Musharraf to Lift Emergency Rule, Meet Key Demand

By Khaleeq Ahmed and Farhan Sharif

Dec. 15 (Bloomberg) -- President Pervez Musharraf is scheduled to lift emergency rule and restore the constitution in Pakistan today, meeting a key opposition demand for free and fair parliamentary elections next month.

The provisional constitutional order will be revoked through a presidential ordinance in Islamabad today, according to Musharraf's spokesman Rashid Qureshi. The president will address the nation in a televised speech at 8 p.m. local time, the official Associated Press of Pakistan said.


The restoration of the constitution may curb opposition to Musharraf from former prime ministers Benazir Bhutto and Nawaz Sharif, who have said their parties will contest the Jan. 8 ballot under protest. The U.S. had also been pressing Musharraf to revoke the emergency decree before the election.

Musharraf suspended the constitution on Nov. 3 and fired Supreme Court judges, accusing them of interfering in affairs of state and hampering the fight against terrorism. He also imposed media curbs, suspended citizens' rights and arrested thousands of opposition supporters.

`The lifting of emergency fulfills a demand of the political parties and the international community,'' Zafar Nawaz Jaspal, assistant professor of international relations at Quaid- e-Azam University in Islamabad said. ``Media curbs still remain and the judiciary's position is the same. So this is just a way to legitimize the elections.''

Constitution Amended

Musharraf amended the constitution late yesterday to ensure any actions taken under emergency cannot be challenged, Daily Times newspaper reported.

The president is not scheduled to relax restrictions on the media and has said he won't reinstate deposed judges, including former top judge Iftikhar Muhammed Chaudhry.

Musharraf fired the country's judges as they were due to rule on the legality of him seeking a second term in office while remaining army chief. A new panel of Supreme Court justices, all appointed by the president, rejected the challenge and backed the Oct. 6 presidential ballot, in which Musharraf won a majority of votes from lawmakers.
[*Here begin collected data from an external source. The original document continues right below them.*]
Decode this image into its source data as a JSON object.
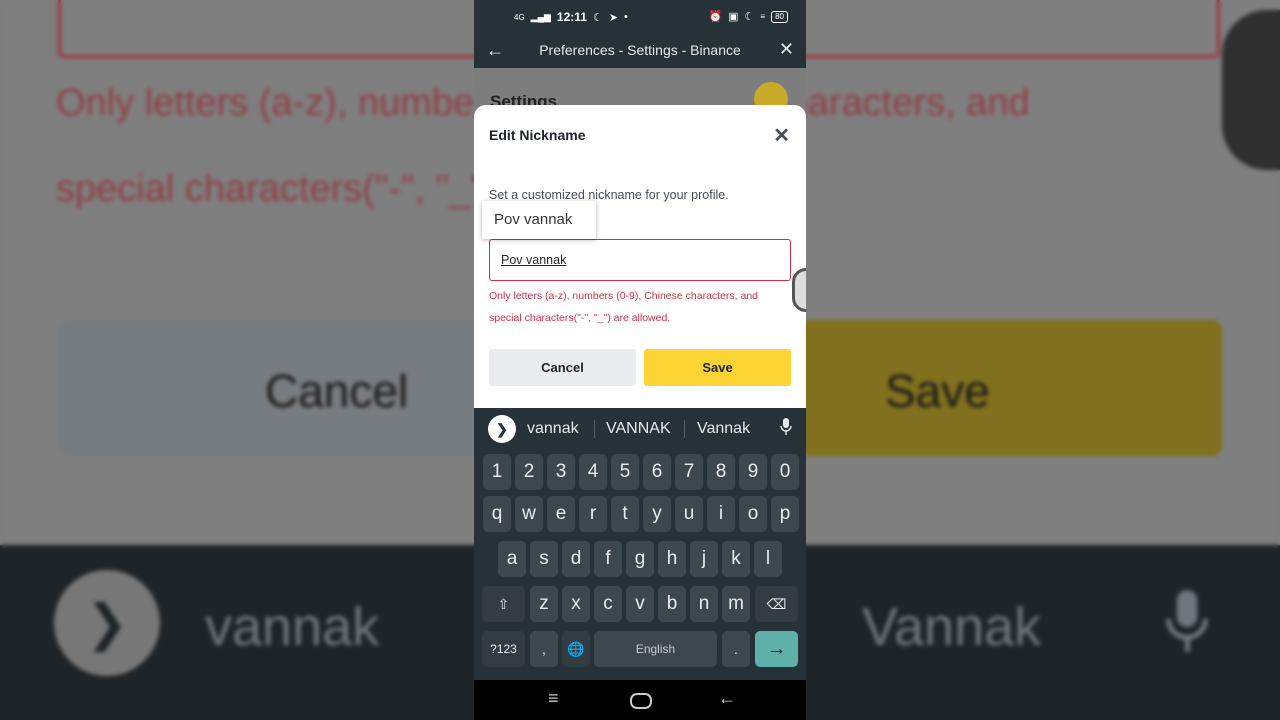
{
  "background": {
    "error_line1": "Only letters (a-z), numbers (0-9), Chinese characters, and",
    "error_line2": "special characters(\"-\", \"_\") are allowed.",
    "cancel_label": "Cancel",
    "save_label": "Save",
    "suggestion_1": "vannak",
    "suggestion_3": "Vannak"
  },
  "status_bar": {
    "network": "4G",
    "time": "12:11",
    "battery": "80"
  },
  "app_bar": {
    "title": "Preferences - Settings - Binance"
  },
  "page_behind": {
    "title": "Settings"
  },
  "dialog": {
    "title": "Edit Nickname",
    "description": "Set a customized nickname for your profile.",
    "autocomplete_popup": "Pov vannak",
    "input_value": "Pov vannak",
    "error_line1": "Only letters (a-z), numbers (0-9), Chinese characters, and",
    "error_line2": "special characters(\"-\", \"_\") are allowed.",
    "cancel_label": "Cancel",
    "save_label": "Save"
  },
  "keyboard": {
    "suggestions": [
      "vannak",
      "VANNAK",
      "Vannak"
    ],
    "row_numbers": [
      "1",
      "2",
      "3",
      "4",
      "5",
      "6",
      "7",
      "8",
      "9",
      "0"
    ],
    "row_top": [
      "q",
      "w",
      "e",
      "r",
      "t",
      "y",
      "u",
      "i",
      "o",
      "p"
    ],
    "row_middle": [
      "a",
      "s",
      "d",
      "f",
      "g",
      "h",
      "j",
      "k",
      "l"
    ],
    "row_bottom": [
      "z",
      "x",
      "c",
      "v",
      "b",
      "n",
      "m"
    ],
    "symbols_label": "?123",
    "comma_label": ",",
    "space_label": "English",
    "period_label": "."
  },
  "colors": {
    "error_red": "#cf304a",
    "binance_yellow": "#fcd535",
    "keyboard_bg": "#263238"
  }
}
Musharraf stepped down as army chief on Nov. 28 and was sworn in for a second five-year term as president a day later. Most opposition supporters have been freed.

Lawyers' Boycott

Lawyers plan to boycott the election to pressure the government to reinstate deposed judges, according to the Pakistan Bar Council. As many as 40 lawyers, including Aitzaz Ahsan, president of the Supreme Court Bar Association, have withdrawn their applications to contest the election.

Cricket captain turned lawmaker Imran Khan has said his Tehrik-e-Insaaf party will boycott the elections because they are illegal under Musharraf. Khan won the sole seat for his party in the 2002 elections.

Jamaat-e-Islami, the second-largest religious party has also decided to boycott the ballot.

An opinion poll published on Dec. 13 shows that 67 percent of Pakistanis want Musharraf to resign immediately. Presidential spokesman Rashid Qureshi rejected the poll, the official Associated Press of Pakistan reported.

The survey was conducted last month by the Washington-based International Republican Institute after Musharraf declared a state of emergency. A majority of Pakistanis oppose the decree and 70 percent of respondents said the government doesn't deserve to be returned to office in elections.

Emergency Opposed

Seventy percent of respondents opposed the state of emergency and 26 percent supported it.

Bhutto, 54, who returned to Pakistan in October, ending eight years in self-imposed exile, has said she has evidence the pro-Musharraf party plans to rig voting. She survived an assassination attempt on her homecoming procession when suicide bombers killed 136 people in Karachi.

Sharif, 57, who was barred by the Election Commission from contesting the ballot on the grounds that he was convicted of hijacking in 2000, has said he won't work under Musharraf if he wins a majority in the voting. Sharif returned to Pakistan last month.